NBV per capita exceeded expectations by +8.


5) The second quarter is the traditional off-season of insurance companies, and the base in the same period of 2018 is relatively high. We expect that labor and new insurance premiums will resume growth in the second half of the year. Restructuring NBV can still achieve 8% -10% growth.

Ping An Property & Casualty Insurance: The comprehensive cost rate increased slightly, and the fee and commission rates attempted to continue to decline.

1) Property insurance premiums increase by 9 per year.

7%, the market share temporarily decreased to 0.

2ppt to 19.


Auto insurance market accounted for previously + 1ppt to 23.


2) The overall comprehensive cost rate is 96.

6%, +0 per year.

8ppt; of which, guaranteed insurance is affected by the higher level of compensation for the stock business, with a combined cost rate of +5.


3) Adopting the “combination of newspapers and banks”, the replacement of program fees and commission rates will reduce the scale, leading insurance companies have strong ability to control fees, and profit growth promotes continuous improvement.

Investment: Benefiting from the surge in equity market in the first quarter, the total investment yield was +1 for half a year.


Net investment yield 4.

5% each time +0.


1) Total investment scale 2.

96 trillion yuan, +5 from the beginning of the year.

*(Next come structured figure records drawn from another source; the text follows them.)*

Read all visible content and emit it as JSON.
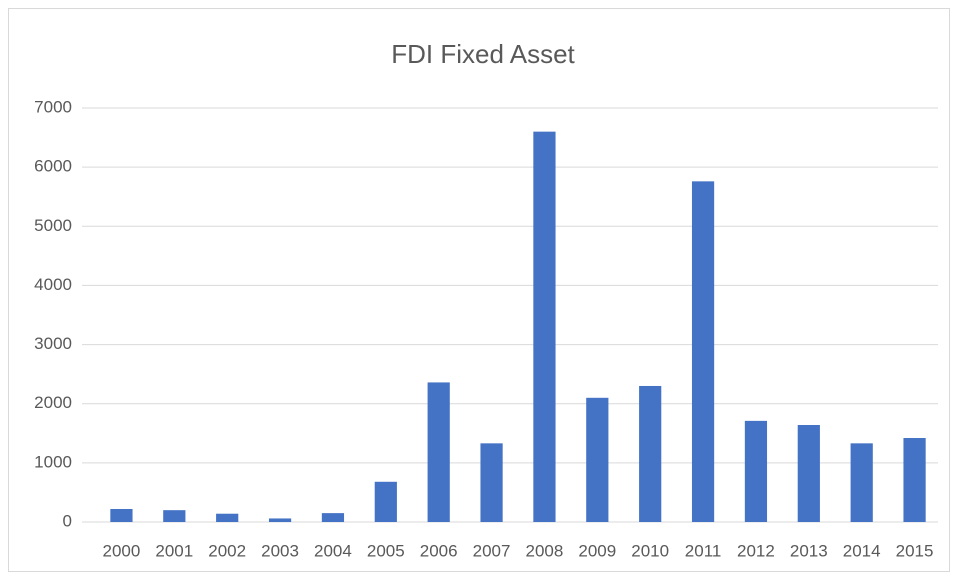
{
  "chart_data": {
    "type": "bar",
    "title": "FDI Fixed Asset",
    "categories": [
      "2000",
      "2001",
      "2002",
      "2003",
      "2004",
      "2005",
      "2006",
      "2007",
      "2008",
      "2009",
      "2010",
      "2011",
      "2012",
      "2013",
      "2014",
      "2015"
    ],
    "values": [
      220,
      200,
      140,
      60,
      150,
      680,
      2360,
      1330,
      6600,
      2100,
      2300,
      5760,
      1710,
      1640,
      1330,
      1420
    ],
    "color": "#4472c4",
    "ylim": [
      0,
      7000
    ],
    "yticks": [
      0,
      1000,
      2000,
      3000,
      4000,
      5000,
      6000,
      7000
    ],
    "grid": true
  }
}
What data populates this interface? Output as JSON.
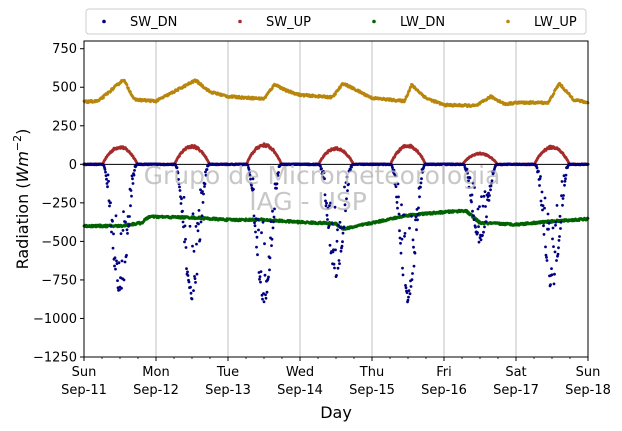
{
  "chart_data": {
    "type": "scatter",
    "xlabel": "Day",
    "ylabel_main": "Radiation (",
    "ylabel_unit_base": "Wm",
    "ylabel_unit_exp": "−2",
    "ylabel_close": ")",
    "ylim": [
      -1250,
      800
    ],
    "xlim": [
      0,
      7
    ],
    "yticks": [
      750,
      500,
      250,
      0,
      -250,
      -500,
      -750,
      -1000,
      -1250
    ],
    "ytick_labels": [
      "750",
      "500",
      "250",
      "0",
      "−250",
      "−500",
      "−750",
      "−1000",
      "−1250"
    ],
    "xticks": [
      {
        "day": 0,
        "weekday": "Sun",
        "date": "Sep-11"
      },
      {
        "day": 1,
        "weekday": "Mon",
        "date": "Sep-12"
      },
      {
        "day": 2,
        "weekday": "Tue",
        "date": "Sep-13"
      },
      {
        "day": 3,
        "weekday": "Wed",
        "date": "Sep-14"
      },
      {
        "day": 4,
        "weekday": "Thu",
        "date": "Sep-15"
      },
      {
        "day": 5,
        "weekday": "Fri",
        "date": "Sep-16"
      },
      {
        "day": 6,
        "weekday": "Sat",
        "date": "Sep-17"
      },
      {
        "day": 7,
        "weekday": "Sun",
        "date": "Sep-18"
      }
    ],
    "grid": "vertical at day ticks",
    "zero_line": true,
    "legend_placement": "top, outside, single row",
    "watermark": [
      "Grupo de Micrometeorologia",
      "IAG - USP"
    ],
    "series": [
      {
        "name": "SW_DN",
        "color": "#000080",
        "baseline": 0,
        "daily_peak": [
          -850,
          -870,
          -890,
          -730,
          -890,
          -500,
          -810
        ]
      },
      {
        "name": "SW_UP",
        "color": "#a52a2a",
        "baseline": 0,
        "daily_peak": [
          120,
          125,
          135,
          110,
          130,
          75,
          120
        ]
      },
      {
        "name": "LW_DN",
        "color": "#006400",
        "x": [
          0,
          0.5,
          0.8,
          0.9,
          1.5,
          2.0,
          2.5,
          3.0,
          3.5,
          3.6,
          4.0,
          4.5,
          5.0,
          5.3,
          5.5,
          6.0,
          6.5,
          7.0
        ],
        "y": [
          -400,
          -400,
          -380,
          -340,
          -345,
          -360,
          -360,
          -375,
          -385,
          -420,
          -380,
          -330,
          -310,
          -300,
          -380,
          -390,
          -370,
          -355
        ]
      },
      {
        "name": "LW_UP",
        "color": "#b8860b",
        "x": [
          0,
          0.2,
          0.55,
          0.7,
          1.0,
          1.55,
          1.75,
          2.0,
          2.5,
          2.65,
          2.8,
          3.0,
          3.45,
          3.6,
          4.0,
          4.45,
          4.55,
          4.75,
          5.0,
          5.45,
          5.65,
          5.85,
          6.0,
          6.45,
          6.6,
          6.8,
          7.0
        ],
        "y": [
          405,
          410,
          550,
          420,
          410,
          545,
          470,
          440,
          425,
          520,
          480,
          450,
          435,
          525,
          430,
          410,
          515,
          430,
          385,
          380,
          440,
          390,
          400,
          400,
          525,
          420,
          400
        ]
      }
    ]
  }
}
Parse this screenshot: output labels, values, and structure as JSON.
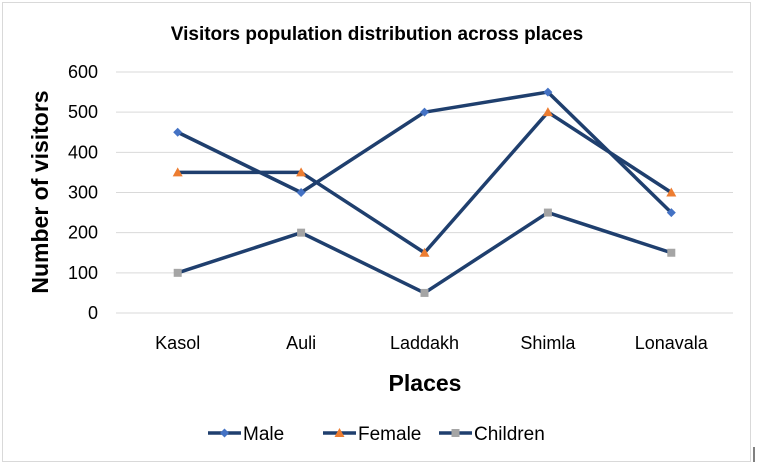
{
  "chart_data": {
    "type": "line",
    "title": "Visitors population distribution across places",
    "xlabel": "Places",
    "ylabel": "Number of visitors",
    "categories": [
      "Kasol",
      "Auli",
      "Laddakh",
      "Shimla",
      "Lonavala"
    ],
    "ylim": [
      0,
      600
    ],
    "yticks": [
      0,
      100,
      200,
      300,
      400,
      500,
      600
    ],
    "grid": true,
    "legend_position": "bottom",
    "line_color": "#1f3f6e",
    "series": [
      {
        "name": "Male",
        "values": [
          450,
          300,
          500,
          550,
          250
        ],
        "marker": "diamond",
        "marker_color": "#4472c4"
      },
      {
        "name": "Female",
        "values": [
          350,
          350,
          150,
          500,
          300
        ],
        "marker": "triangle",
        "marker_color": "#ed7d31"
      },
      {
        "name": "Children",
        "values": [
          100,
          200,
          50,
          250,
          150
        ],
        "marker": "square",
        "marker_color": "#a5a5a5"
      }
    ]
  }
}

8%, of which cash and time deposits / fixed income / equity and long-term equity investment / investment properties and others accounted for -0 earlier.

4ppt / -0.

9ppt / + 1.

4ppt / -0.


2) In the first half of the year, the company increased the distribution of fixed-income assets such as treasury bonds. The asset duration improved and extended, and the duration gap must be reduced.

Ping An Finance and Medical Technology: Technology revenue of 38.4 billion yuan, + 34% in ten years.

1) Among them, Ping An Good Doctor’s revenue for ten years + 102% to 23 trillion.

Car home revenue for ten years + 24% to 39 trillion, profit for ten years + 23% to 16 trillion.

2) As of the end of the first half of the year, the affiliated technology companies are estimated to have reached $ 70 billion.

3) We expect the technology sector profit to reach -33%, mainly due to the company’s increased investment in core basic technology.

Future technology will further empower the financial, medical, automotive, and smart city ecosystems and continue to release profits, and it is estimated that the space is expected to continue to increase.

EV is stable and high growth, it is estimated that it is still low.

We believe that Ping An of China should copyright “corporate governance premium + life insurance premium + financial group premium + technology premium”, and it is expected that high premiums will persist.

On August 16, 2019, the corresponding 2019 E P / EV is only 1.
32 times, giving 1.

5 times the 2019 PEV, corresponding to a reasonable expected interval of 92.


08 yuan, estimated to remain low, “continuous market” rating.

Risk warning: interest rates are trending downward; stock market fluctuates sharply; guaranteed growth is less than expected.